Mon. May 27th, 2024

Renowned For Sound

For the latest music reviews and interviews

Album Review: Midnight Juggernauts – Uncanny Valley

2 min read

Once hailed darlings of the indie-dance scene, Midnight Juggernauts have fallen somewhat off the radar in recent years. Their 2007 debut album Dystopia was a huge hit, shooting the Melbourne band to fame in a relatively new genre with the likes of The Presets, Cut Copy and Pnau. Their second album, The Crystal Axis (released in 2010), was an even bigger hit, winning Best Independent Dance/Electronica Album at the ARIAs. So their third album, Uncanny Valley, must be amazing, right?

MidnightJuggernautsUncannyValleyThe best way I can describe Uncanny Valley is that it is whimsically melodic sci-fi electronica. Midnight Juggernauts have really grown as a band since their indie-dance days, and have forged their own path rather than following trends. The title of this album refers to the revulsion that occurs when technology recreates humanness to near perfection, and the band seem to have really taken this on board, because their music sounds anything but human. This is both a good thing and a bad thing though.

Uncanny Valley opens with the track HCL, and it is this track that serves as a blueprint for the entire album, immediately catching your attention with its repetitive synths, exquisite melodics, and punchy chorus. The record then takes us on a journey through catchy 60s style dance tracks such as Memorium, Sugar and Bullets and Systematic to relaxed, easy listening tracks such as Ballad of the War Machine, to the darker tracks that lay in between, all of which sound both futuristic and reminiscent of a by-gone era at the same time.

The three years between this album and The Crystal Axis were not wasted, with the band scoring a number of films which appears to have enhanced not only their song writing abilities, but also their understanding of the importance of storytelling. The thing that really holds this album together is its impeccable flow.

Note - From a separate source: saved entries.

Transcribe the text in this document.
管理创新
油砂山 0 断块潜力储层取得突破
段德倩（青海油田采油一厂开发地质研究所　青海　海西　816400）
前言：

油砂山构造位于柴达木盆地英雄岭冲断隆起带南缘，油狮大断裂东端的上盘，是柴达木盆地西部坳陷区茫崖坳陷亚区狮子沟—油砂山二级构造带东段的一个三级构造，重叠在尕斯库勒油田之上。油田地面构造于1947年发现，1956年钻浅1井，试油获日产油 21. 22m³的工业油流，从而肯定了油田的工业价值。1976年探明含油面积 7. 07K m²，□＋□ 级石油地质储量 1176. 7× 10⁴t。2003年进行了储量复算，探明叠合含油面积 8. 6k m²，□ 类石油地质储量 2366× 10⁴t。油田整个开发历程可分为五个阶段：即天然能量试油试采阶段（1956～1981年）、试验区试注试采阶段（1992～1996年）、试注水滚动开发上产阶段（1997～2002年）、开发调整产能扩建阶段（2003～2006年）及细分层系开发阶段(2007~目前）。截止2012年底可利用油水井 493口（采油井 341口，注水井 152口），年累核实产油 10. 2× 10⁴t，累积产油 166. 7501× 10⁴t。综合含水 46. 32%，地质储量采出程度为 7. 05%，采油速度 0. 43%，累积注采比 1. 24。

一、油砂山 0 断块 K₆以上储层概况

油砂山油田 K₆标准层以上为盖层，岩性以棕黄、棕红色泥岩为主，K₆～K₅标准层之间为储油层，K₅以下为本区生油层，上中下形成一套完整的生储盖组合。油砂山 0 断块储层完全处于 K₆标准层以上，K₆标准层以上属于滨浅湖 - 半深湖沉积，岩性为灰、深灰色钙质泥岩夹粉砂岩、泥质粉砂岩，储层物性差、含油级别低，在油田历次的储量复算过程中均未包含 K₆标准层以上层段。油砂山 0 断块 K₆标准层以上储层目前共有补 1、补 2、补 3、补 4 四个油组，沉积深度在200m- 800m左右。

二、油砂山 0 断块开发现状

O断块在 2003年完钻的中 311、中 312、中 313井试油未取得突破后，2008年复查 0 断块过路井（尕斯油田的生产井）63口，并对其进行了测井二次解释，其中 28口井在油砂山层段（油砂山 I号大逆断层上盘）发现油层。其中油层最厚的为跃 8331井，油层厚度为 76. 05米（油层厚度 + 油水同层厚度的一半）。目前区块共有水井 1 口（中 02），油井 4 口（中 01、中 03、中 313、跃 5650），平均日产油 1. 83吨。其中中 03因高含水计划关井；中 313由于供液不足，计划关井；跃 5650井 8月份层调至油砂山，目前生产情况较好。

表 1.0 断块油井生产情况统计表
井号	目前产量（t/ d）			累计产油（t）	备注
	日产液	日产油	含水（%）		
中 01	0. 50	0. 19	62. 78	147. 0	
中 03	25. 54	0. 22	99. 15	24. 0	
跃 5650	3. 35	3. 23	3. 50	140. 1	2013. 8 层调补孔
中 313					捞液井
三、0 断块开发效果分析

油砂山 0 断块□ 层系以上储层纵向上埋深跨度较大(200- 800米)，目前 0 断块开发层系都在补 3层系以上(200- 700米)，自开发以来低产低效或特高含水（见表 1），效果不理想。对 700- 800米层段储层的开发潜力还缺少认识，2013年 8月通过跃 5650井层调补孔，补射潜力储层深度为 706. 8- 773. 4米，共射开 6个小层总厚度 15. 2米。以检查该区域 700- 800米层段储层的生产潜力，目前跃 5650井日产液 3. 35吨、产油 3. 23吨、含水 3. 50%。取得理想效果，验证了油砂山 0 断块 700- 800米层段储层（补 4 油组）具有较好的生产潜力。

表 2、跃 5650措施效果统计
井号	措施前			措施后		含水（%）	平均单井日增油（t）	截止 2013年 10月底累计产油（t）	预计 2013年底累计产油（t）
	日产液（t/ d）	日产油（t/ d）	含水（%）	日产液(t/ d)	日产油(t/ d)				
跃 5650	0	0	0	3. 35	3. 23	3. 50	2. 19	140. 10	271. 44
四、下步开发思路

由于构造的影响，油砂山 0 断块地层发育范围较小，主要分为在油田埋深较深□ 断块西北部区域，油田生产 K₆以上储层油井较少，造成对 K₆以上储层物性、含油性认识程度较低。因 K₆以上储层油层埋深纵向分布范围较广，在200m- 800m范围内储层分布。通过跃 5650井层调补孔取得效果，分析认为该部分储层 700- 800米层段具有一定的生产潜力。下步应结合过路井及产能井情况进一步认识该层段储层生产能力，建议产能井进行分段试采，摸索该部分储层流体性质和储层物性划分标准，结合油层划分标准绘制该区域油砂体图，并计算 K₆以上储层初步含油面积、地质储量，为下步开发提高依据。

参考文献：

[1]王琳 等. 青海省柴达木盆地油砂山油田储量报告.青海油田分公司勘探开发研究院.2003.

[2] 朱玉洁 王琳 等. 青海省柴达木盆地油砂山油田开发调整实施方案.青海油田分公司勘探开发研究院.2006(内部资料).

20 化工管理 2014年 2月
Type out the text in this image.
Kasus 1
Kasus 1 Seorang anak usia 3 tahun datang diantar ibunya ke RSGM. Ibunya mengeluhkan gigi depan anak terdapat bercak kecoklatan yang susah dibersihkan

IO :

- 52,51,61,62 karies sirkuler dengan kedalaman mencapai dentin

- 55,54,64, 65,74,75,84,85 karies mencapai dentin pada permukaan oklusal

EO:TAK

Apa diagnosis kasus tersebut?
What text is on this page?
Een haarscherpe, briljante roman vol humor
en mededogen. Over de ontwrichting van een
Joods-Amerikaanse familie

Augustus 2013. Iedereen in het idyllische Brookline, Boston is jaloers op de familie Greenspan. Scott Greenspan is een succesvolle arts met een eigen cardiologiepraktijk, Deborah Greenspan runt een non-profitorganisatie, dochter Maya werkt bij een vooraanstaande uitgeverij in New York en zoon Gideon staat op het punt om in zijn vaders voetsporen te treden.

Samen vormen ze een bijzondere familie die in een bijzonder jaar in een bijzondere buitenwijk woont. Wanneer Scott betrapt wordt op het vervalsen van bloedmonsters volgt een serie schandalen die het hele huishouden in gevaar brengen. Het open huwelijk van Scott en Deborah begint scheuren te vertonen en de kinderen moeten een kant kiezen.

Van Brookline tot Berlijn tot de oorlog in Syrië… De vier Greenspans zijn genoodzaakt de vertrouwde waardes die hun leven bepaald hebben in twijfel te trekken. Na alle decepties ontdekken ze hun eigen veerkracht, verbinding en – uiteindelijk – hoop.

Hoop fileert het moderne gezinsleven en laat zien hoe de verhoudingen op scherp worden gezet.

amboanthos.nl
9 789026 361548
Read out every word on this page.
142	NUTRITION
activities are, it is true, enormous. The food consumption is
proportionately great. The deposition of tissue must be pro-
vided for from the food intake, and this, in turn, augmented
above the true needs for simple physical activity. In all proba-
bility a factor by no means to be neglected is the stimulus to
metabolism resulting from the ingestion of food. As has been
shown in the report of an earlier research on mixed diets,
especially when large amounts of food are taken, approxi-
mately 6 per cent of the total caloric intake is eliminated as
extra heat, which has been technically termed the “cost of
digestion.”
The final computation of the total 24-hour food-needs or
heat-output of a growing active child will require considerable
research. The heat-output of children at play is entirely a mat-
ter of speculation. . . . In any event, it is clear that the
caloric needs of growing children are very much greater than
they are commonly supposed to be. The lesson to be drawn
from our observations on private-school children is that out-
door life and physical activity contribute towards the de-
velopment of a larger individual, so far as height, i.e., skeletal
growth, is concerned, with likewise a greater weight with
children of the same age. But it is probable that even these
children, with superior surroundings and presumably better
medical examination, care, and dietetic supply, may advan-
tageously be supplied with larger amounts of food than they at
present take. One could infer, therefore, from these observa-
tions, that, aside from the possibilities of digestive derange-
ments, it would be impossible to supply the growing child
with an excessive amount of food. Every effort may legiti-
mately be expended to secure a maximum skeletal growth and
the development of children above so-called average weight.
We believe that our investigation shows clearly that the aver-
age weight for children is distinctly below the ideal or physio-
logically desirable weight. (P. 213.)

Whilst their previous albums, fantastic in their own rights, seem to have just been a collection of hits, the songs on this album are all tied together brilliantly, flowing perfectly from one to another and building into this uplifting finale in the track Melodiya.

This being said, however, you can’t help but feel like you’ve just listened to almost 45 minutes of the same thing by the end of this album, due mainly to the overwhelming use of synth in every single track. Master of Gold offers some very brief respite with its acoustic guitar intro, but this lasts literally 19 seconds before the synth takes over once again.

Uncanny Valley is a seamless exploration into the intergalactic future and an ode to rockers of the past. Midnight Juggernauts have left their days of jerky, staccato vocals and sweaty, thumping rhythms behind and now leaves listeners with the relaxed impression that they’ve just been at an interstellar cocktail party in the 1960’s.